To remind you how scary this ice-clogged river is, the artist (a German; most of the good battle paintings are by Germans) put a drifting tree on an ice floe in the background. Snag that and no more tactical surprise, just some rusty muskets for the local kids to fish out come summer.
And even further back there’s another flatboat with horses. You have to wonder what the horses thought. They don’t look too happy with the whole project: first this, then we get shot at? What’s cool is that the horses are all rearing and twisting, and their shape overall is like exactly the same as the famous one in this painting, with Washington as the crest of the mid-boat mountain and all the other guys on the boat as the foothills. Which come to think of it is the same shape as that Iwo Jima picture. The flag’s in the same position too, half-up and rising, the only thing higher than Washington’s head.
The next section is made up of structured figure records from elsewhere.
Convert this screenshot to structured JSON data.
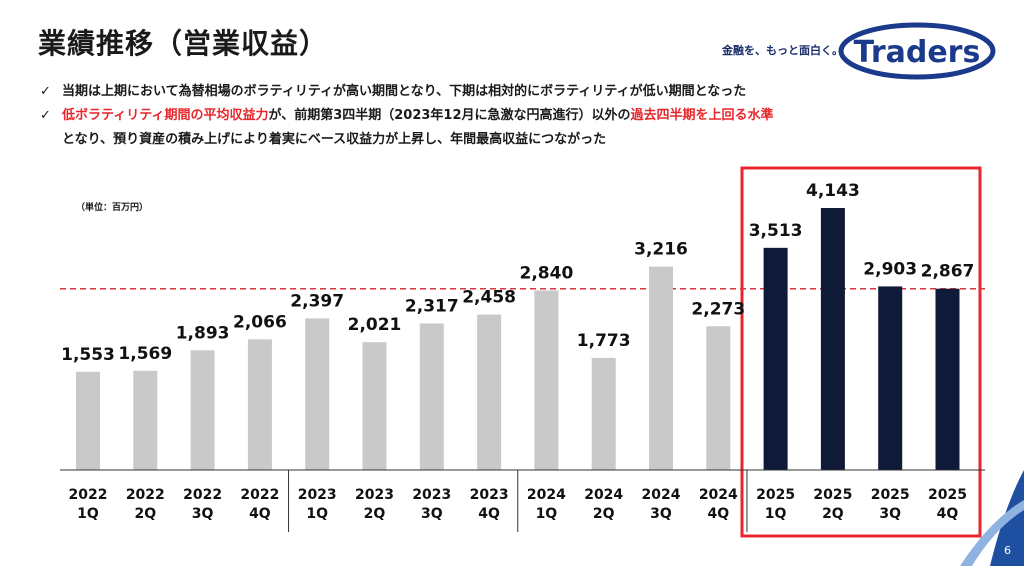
{
  "title": "業績推移（営業収益）",
  "tagline": "金融を、もっと面白く。",
  "logo_text": "Traders",
  "bullets": {
    "line1": "当期は上期において為替相場のボラティリティが高い期間となり、下期は相対的にボラティリティが低い期間となった",
    "line2_red1": "低ボラティリティ期間の平均収益力",
    "line2_mid": "が、前期第3四半期（2023年12月に急激な円高進行）以外の",
    "line2_red2": "過去四半期を上回る水準",
    "line3": "となり、預り資産の積み上げにより着実にベース収益力が上昇し、年間最高収益につながった"
  },
  "unit_label": "（単位：百万円）",
  "page_number": "6",
  "colors": {
    "gray_bar": "#c9c9c9",
    "navy_bar": "#0f1a38",
    "highlight_red": "#e8262b",
    "dashed_line": "#d9363e",
    "logo_navy": "#1b3a8c",
    "corner_blue": "#1e4fa0"
  },
  "chart_data": {
    "type": "bar",
    "categories": [
      [
        "2022",
        "1Q"
      ],
      [
        "2022",
        "2Q"
      ],
      [
        "2022",
        "3Q"
      ],
      [
        "2022",
        "4Q"
      ],
      [
        "2023",
        "1Q"
      ],
      [
        "2023",
        "2Q"
      ],
      [
        "2023",
        "3Q"
      ],
      [
        "2023",
        "4Q"
      ],
      [
        "2024",
        "1Q"
      ],
      [
        "2024",
        "2Q"
      ],
      [
        "2024",
        "3Q"
      ],
      [
        "2024",
        "4Q"
      ],
      [
        "2025",
        "1Q"
      ],
      [
        "2025",
        "2Q"
      ],
      [
        "2025",
        "3Q"
      ],
      [
        "2025",
        "4Q"
      ]
    ],
    "values": [
      1553,
      1569,
      1893,
      2066,
      2397,
      2021,
      2317,
      2458,
      2840,
      1773,
      3216,
      2273,
      3513,
      4143,
      2903,
      2867
    ],
    "value_labels": [
      "1,553",
      "1,569",
      "1,893",
      "2,066",
      "2,397",
      "2,021",
      "2,317",
      "2,458",
      "2,840",
      "1,773",
      "3,216",
      "2,273",
      "3,513",
      "4,143",
      "2,903",
      "2,867"
    ],
    "highlighted": [
      12,
      13,
      14,
      15
    ],
    "reference_line": 2867,
    "ylim": [
      0,
      4143
    ],
    "ylabel": "（単位：百万円）",
    "grid": false
  }
}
They made the bank, of course. Surprised the drunk Hessians, who tried to form a defensive line among the little houses of what would someday be one of America’s finest ghettoes and were sniped by those pesky Continental riflemen the Brits came to hate as much as the French had hated the Brit longbowmen. Col. Rahl was killed, probably mourning the fact that he’d been shot in the liver before it had processed its rightful gallon of raw alcohol. Famous last words: “Some Christmas this was!”
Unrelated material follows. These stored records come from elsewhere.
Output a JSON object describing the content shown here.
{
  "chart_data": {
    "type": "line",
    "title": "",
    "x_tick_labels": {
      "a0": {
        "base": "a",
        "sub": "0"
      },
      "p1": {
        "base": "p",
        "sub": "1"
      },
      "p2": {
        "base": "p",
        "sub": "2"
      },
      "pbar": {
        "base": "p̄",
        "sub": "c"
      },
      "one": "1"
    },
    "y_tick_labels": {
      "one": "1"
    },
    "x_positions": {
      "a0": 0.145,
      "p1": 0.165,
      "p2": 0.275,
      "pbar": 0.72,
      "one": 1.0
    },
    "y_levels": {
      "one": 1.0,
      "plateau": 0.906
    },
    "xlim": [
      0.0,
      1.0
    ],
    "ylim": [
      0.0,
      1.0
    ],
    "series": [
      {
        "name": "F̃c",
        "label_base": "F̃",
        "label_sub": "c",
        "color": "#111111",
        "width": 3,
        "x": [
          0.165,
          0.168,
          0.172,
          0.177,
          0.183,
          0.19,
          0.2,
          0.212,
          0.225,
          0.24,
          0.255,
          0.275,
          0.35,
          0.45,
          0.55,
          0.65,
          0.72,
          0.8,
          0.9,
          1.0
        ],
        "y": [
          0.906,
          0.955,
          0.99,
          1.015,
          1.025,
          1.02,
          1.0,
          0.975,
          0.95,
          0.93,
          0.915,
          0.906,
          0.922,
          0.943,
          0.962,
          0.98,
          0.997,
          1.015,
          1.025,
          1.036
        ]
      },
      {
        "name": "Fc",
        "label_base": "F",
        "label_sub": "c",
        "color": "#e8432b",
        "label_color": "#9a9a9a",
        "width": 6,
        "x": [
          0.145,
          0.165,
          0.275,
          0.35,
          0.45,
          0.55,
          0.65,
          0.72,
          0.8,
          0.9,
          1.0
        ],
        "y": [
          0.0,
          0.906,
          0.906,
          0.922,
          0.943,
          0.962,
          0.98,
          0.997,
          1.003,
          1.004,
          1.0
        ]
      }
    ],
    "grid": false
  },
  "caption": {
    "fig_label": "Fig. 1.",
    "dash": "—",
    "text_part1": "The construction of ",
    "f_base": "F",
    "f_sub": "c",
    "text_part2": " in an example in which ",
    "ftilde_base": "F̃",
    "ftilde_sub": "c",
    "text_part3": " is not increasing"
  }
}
But it was, for the other side. Nobody mentions it much in the books, but battle involves a lot of fast food, not to mention fast drink, and I imagine that between mopping up the Germans and getting back to army food, there was a lot of diving into the Hessians’ leftovers. Many a Continental was wobbly when they formed up again, I bet, and not just dizzy with victory either. And Howe wasn’t happy at all.
See? Those were the days. Oh, you can say “Chosin Resevoir” all you want, and true, it was glorious, but that was 60 years ago and it gives me a pain to talk Korea now.
Hyundai vs. Autism: whoop de doo and happy thanksgiving.